The Lara Croft Legend Deluxe costume includes a cropped top, brown shorts, utility belt with dual gun holsters, black fingerless gloves, a backpack and boot covers. It's time to save the universe again, and now you can be the woman for the job!
Oh, be careful she may look like a sweet treat, but she has a few tricks that your fait will meet! You’ll have all the ghouls and goblins following you in this sexy ensemble.
The Addams Family Sexy Wednesday Adult Costume includes: A sexy long sleeve low cut white collar half top with white cuffs and silver hook accents, a short black pleated skirt with silver accents, and a pair of black and grey stripe stockings. Guaranteed to have your sweetie howling for you this Halloween!

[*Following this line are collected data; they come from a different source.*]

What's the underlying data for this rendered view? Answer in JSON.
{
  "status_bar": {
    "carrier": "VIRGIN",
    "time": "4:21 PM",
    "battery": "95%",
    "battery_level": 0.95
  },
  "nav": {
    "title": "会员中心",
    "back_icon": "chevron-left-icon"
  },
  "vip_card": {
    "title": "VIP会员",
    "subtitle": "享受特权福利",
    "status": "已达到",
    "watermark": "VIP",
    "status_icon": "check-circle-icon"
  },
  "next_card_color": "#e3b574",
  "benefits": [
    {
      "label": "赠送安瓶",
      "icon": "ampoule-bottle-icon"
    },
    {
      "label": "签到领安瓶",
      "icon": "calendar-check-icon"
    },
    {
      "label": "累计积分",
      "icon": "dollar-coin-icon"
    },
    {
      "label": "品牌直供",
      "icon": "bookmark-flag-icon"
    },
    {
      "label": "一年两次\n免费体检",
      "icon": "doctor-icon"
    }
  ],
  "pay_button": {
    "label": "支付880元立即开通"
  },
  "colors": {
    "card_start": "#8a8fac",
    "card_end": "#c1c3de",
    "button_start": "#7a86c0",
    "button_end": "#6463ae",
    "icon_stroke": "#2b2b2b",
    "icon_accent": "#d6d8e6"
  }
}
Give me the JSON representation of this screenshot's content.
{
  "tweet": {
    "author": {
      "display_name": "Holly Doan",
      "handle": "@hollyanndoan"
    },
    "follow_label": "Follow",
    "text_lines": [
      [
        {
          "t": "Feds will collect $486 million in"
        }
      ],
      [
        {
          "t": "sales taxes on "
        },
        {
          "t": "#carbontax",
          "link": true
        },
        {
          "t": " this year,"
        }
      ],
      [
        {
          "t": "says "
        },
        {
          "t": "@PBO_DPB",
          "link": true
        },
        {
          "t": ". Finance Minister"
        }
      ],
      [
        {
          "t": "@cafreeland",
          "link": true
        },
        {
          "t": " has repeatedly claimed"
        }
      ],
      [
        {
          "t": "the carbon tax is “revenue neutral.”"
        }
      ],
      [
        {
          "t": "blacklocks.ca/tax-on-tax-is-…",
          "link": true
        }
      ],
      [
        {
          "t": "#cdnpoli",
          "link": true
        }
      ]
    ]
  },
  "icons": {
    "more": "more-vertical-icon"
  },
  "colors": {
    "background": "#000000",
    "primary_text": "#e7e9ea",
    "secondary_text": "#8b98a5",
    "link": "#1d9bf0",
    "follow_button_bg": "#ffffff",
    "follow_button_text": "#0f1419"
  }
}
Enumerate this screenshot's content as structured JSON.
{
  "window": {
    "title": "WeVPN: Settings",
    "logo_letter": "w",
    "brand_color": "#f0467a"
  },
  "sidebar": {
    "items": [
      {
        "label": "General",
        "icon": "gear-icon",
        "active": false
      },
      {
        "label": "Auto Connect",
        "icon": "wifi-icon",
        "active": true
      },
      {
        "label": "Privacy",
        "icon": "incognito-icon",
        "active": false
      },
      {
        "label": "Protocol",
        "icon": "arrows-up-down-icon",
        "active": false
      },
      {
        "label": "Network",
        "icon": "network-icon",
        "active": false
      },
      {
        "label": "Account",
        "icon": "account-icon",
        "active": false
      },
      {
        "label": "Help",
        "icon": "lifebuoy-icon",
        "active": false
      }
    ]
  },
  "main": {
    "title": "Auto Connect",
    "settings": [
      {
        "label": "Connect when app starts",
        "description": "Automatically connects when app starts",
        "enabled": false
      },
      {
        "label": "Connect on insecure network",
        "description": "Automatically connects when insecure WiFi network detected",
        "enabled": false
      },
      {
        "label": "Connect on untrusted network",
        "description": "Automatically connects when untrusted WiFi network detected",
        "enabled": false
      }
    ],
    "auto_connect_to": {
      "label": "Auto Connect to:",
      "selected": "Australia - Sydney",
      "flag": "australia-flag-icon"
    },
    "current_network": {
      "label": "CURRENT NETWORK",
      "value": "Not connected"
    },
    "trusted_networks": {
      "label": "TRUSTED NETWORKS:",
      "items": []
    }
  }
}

This Lucky Charm is better than finding gold at the end of a rainbow. You won't need luck if you make an appearance in this sassy costume at your St. Patrick's Day celebration. The Lucky Charm costume includes: a light green vest with faux gold buttons, a green mini skirt with clover appliqué and gold trim, matching bolero jacket, gold mini bow tie, and a gold belt.
The final authority on fashion. The official call on the play - this costume is good! Features a black and white vertical striped top with attached black skirt, white Playboy logo on a mini black pocket, black lace-up open sides, silver whistle on a black cord and black knee-high referee socks with white stripe accents at the top.
Do you live in a pineapple under the sea? The SpongeBob Squarepants Sexy Adult costume includes a yellow shirt featuring SpongeBob's face, a brown skirt with printed collar, tie and belt, and one pair of character socks. If you're ready for some underwater sun and a Krabby patty at the Krusty Krab, you're ready for this nautically naughty costume!
The Texas Hold 'em Costume includes a brown cowboy hat, red top, molded hands with tie strings, blue denim with red and white plaid skirt, light blue scarf with red and white plaid trim, and cowboy boot tops.
1. phish 2. gwen ifill 3. hampton coliseum 4. phish.com 5. hoboken fire 6. robert smalls 7. army of women 8. jennifer miller 9. phish reunion 10. vague but true 11. senate bailout bill 12. lefthand networks 13. sesquipedalian 14. breast cancer awareness month 15. armyofwomen.org 16. donna coulter 17. dick gregory 18. alternative minimum tax 19. quinnipiac poll 20. kohls 21. donovan s reef 22. robert kardashian 23. graco turbobooster 24. leading hotels of the world 25. adderall 26. www.armyofwomen.org 27. reborn babies 28. hampton va 29. david fioravanti 30. commission on presidential debates
This amazing aircraft Lego structure is created with more than 300 000 bricks. It represents the USS Harry S Truman nuclear powered aircraft carrier which is one of the largest in the US fleet. The creator of this one is Malle Hawking and it includes also warplanes, crew and crew.
Many things have appeared on toast: Marmite, Vegemite, jam and even Cylons. Now a designer’s invented a toaster that can burn pretty much anything onto your morning slice, including the news.
Inside the toaster is a network of toasting “modules”, each heated by a hot wire. Each module can move by 30° and, once the user selects what they want on their toast - excluding a topping, of course - the modules align themselves and burn the appropriate content onto the bread.